Transgender Rights Are Human Rights

In a disappointing move, President Trump reversed Obama-era federal protections allowing transgender students to use bathrooms corresponding with their gender identity.  

This development was unsurprising but disheartening. By allowing states to deny transgender students access to public spaces, the government is limiting students’ ability to fully express their gender identity. This is an explicit denial of students’ rights that threatens the legitimacy of the transgender identity.

On Tuesday, White House Press Secretary Sean Spicer stated the reasoning behind this reversal. “The president has maintained for a long time that this is a states’ rights issue and not one for the federal government,” he says. This is simply an excuse to justify discrimination towards a vulnerable minority.

The truth is that the intersection of civil and states’ rights has a history of prejudice. In this country the concept of states’ rights justified slavery, Jim Crow-era laws, discrimination against disabled Americans and, most recently, marriage for same-sex couples. This is yet another point in history when the government needs to step in and protect the rights of a minority demanding the right to use public spaces.

Another common excuse used to oppose federal protections for transgender individuals is the unjustifiable fear of attack against women. Critics claim that if transgender people are allowed to use the bathroom of their choice, the rate of predatory men harassing women or young girls in bathrooms will increase. This fear-mongering is an artificial message targeted at people who misunderstand the transgender community. Politicians use this baseless fear to pass discriminatory policies that appeal to a bigoted and misinformed electorate.

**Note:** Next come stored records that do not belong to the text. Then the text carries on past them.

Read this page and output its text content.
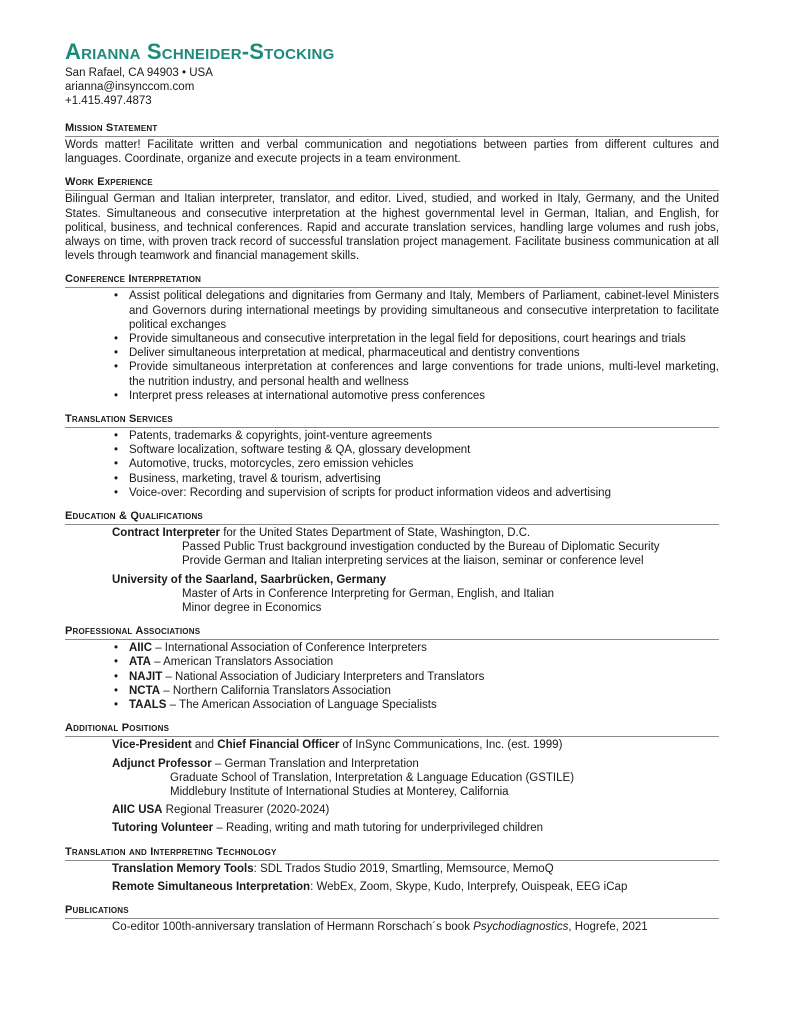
Arianna Schneider-Stocking
San Rafael, CA 94903 • USA
arianna@insynccom.com
+1.415.497.4873
Mission Statement
Words matter! Facilitate written and verbal communication and negotiations between parties from different cultures and languages. Coordinate, organize and execute projects in a team environment.
Work Experience
Bilingual German and Italian interpreter, translator, and editor. Lived, studied, and worked in Italy, Germany, and the United States. Simultaneous and consecutive interpretation at the highest governmental level in German, Italian, and English, for political, business, and technical conferences. Rapid and accurate translation services, handling large volumes and rush jobs, always on time, with proven track record of successful translation project management. Facilitate business communication at all levels through teamwork and financial management skills.
Conference Interpretation
• Assist political delegations and dignitaries from Germany and Italy, Members of Parliament, cabinet-level Ministers and Governors during international meetings by providing simultaneous and consecutive interpretation to facilitate political exchanges
• Provide simultaneous and consecutive interpretation in the legal field for depositions, court hearings and trials
• Deliver simultaneous interpretation at medical, pharmaceutical and dentistry conventions
• Provide simultaneous interpretation at conferences and large conventions for trade unions, multi-level marketing, the nutrition industry, and personal health and wellness
• Interpret press releases at international automotive press conferences
Translation Services
• Patents, trademarks & copyrights, joint-venture agreements
• Software localization, software testing & QA, glossary development
• Automotive, trucks, motorcycles, zero emission vehicles
• Business, marketing, travel & tourism, advertising
• Voice-over: Recording and supervision of scripts for product information videos and advertising
Education & Qualifications
Contract Interpreter for the United States Department of State, Washington, D.C.
Passed Public Trust background investigation conducted by the Bureau of Diplomatic Security
Provide German and Italian interpreting services at the liaison, seminar or conference level
University of the Saarland, Saarbrücken, Germany
Master of Arts in Conference Interpreting for German, English, and Italian
Minor degree in Economics
Professional Associations
• AIIC – International Association of Conference Interpreters
• ATA – American Translators Association
• NAJIT – National Association of Judiciary Interpreters and Translators
• NCTA – Northern California Translators Association
• TAALS – The American Association of Language Specialists
Additional Positions
Vice-President and Chief Financial Officer of InSync Communications, Inc. (est. 1999)
Adjunct Professor – German Translation and Interpretation
Graduate School of Translation, Interpretation & Language Education (GSTILE)
Middlebury Institute of International Studies at Monterey, California
AIIC USA Regional Treasurer (2020-2024)
Tutoring Volunteer – Reading, writing and math tutoring for underprivileged children
Translation and Interpreting Technology
Translation Memory Tools: SDL Trados Studio 2019, Smartling, Memsource, MemoQ
Remote Simultaneous Interpretation: WebEx, Zoom, Skype, Kudo, Interprefy, Ouispeak, EEG iCap
Publications
Co-editor 100th-anniversary translation of Hermann Rorschach´s book Psychodiagnostics, Hogrefe, 2021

For transgender people, there is evidence that they are at risk. The UCLA School of Law’s Williams Institute published a survey on gendered restrooms that showed over 70 percent of their respondents have experienced either “denial of access to facilities, verbal harassment [or] physical assault.”

Furthermore, The LA Times reported on a study that showed, “same-sex marriage helped reduce suicide attempts by gay, lesbian and bisexual teens.” This demonstrates that social change easing stigma against minorities results in life-altering benefits.

The fears and vulnerabilities of transgender people have heavy consequences that should not be taken lightly or dismissed as one for states to handle. Legislators and the Trump administration forget that these people are both American citizens and their constituents. Also, this debate should not stop with the government

Society as a whole should be ashamed of our intolerant past. The best path forward is to acknowledge that transgender people exist and deserve to use public space without scrutiny.

Therefore, they should be allowed to identify as their preferred gender in public spaces. Federal protections only reinforce our choice to accept transgender people as they are.

The above editorial represents the majority opinion of the Wheel’s Editorial Board.